Título: Cresce pressão popular
Autor: Sheila Machado
Fonte: Jornal do Brasil, 14/02/2006, Internacional, p. A13

O clima de instabilidade instaurado no Haiti com a demora na apuração das eleições, o que suscitou desconfianças de fraude, obrigou o Brasil - comandante da força de estabilização do país caribenho - a propor ontem a convocação de uma reunião emergencial com o Conselho de Segurança da ONU. A solicitação foi feita pelo chanceler Celso Amorim em uma conversa telefônica com Condoleezza Rice, secretária de Estado dos Estados Unidos, país que atualmente presidente órgão das Nações Unidas.

No mesmo dia, a população haitiana voltou às ruas para pressionar que René Préval seja declarado presidente ainda no primeiro turno, embora faltem 10% de votos para serem apurados e o candidato não tenha 50% dos sufrágios.

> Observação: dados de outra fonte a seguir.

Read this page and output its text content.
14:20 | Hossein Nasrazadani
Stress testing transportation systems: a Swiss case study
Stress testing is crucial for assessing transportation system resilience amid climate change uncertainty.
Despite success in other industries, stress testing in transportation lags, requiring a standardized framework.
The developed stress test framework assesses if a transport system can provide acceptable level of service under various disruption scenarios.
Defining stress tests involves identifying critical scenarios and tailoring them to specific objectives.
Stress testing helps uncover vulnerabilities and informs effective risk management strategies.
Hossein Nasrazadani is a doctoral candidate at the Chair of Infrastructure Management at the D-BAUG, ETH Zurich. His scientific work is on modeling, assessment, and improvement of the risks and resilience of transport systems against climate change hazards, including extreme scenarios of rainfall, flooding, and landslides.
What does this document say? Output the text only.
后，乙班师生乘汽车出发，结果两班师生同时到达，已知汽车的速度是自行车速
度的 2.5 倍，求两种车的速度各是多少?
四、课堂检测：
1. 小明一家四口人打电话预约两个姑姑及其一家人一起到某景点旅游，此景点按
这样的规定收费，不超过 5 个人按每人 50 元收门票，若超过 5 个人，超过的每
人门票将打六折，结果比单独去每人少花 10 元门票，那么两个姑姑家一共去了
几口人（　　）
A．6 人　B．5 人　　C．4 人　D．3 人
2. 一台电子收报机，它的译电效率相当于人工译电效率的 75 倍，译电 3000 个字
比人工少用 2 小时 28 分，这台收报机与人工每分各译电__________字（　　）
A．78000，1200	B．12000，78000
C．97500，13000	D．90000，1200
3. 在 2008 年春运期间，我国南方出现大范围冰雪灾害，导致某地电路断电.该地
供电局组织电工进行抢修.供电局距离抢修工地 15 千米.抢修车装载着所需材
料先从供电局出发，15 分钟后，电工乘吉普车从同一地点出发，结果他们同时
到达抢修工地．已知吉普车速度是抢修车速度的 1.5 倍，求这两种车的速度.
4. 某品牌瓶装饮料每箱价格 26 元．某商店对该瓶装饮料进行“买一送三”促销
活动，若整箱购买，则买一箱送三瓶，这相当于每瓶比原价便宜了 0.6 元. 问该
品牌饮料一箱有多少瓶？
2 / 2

Os manifestantes ampliaram os protestos ao impedir com barricadas o trânsito por Porto Príncipe. O hotel que funciona como quartel-general do Conselho Eleitoral Provisório (CEP) foi invadido por civis. Em uma das manifestações, um homem morreu baleado.

Segundo testemunhas, o jovem identificado como Júnior foi morto no bairro de Tabarre, Norte da capital, alvo de tiros disparados por soldados da ONU. Versão que o porta-voz da missão de estabilização (Minustah), David Wimhurst, nega.

- Os capacetes-azuis chegaram a atirar para o alto duas vezes, para controlar a confusão, sem ferir ninguém. Pouco tempo depois, na mesma área, foram ouvidos mais tiros. Soube-se então que uma pessoa havia morrido e que outras estavam feridas - contou Wimhurst ao JB, por telefone, de Porto Príncipe. - Mas os tiros não foram disparados pelos soldados contra a multidão.

O bairro é limítrofe para a patrulha dos contingentes brasileiro e jordaniano. Até a tarde de ontem, não estava claro quais soldados estavam envolvidos no incidente.

Pouco antes da morte do jovem, colunas de fumaça eram vistas por Porto Príncipe, sinal de que pneus e caixas estavam sendo queimados nas barricadas. Centenas de pessoas marchavam pedindo que Préval fosse declarado eleito, mesmo que o último resultado parcial tenha dado ao ex-líder tem 48,73% dos sufrágios. Ainda assim, tem ampla vantagem sobre o segundo colocado, Leslie Manigat (11,84%), e Charles Baker, que vem em terceiro (7,93%).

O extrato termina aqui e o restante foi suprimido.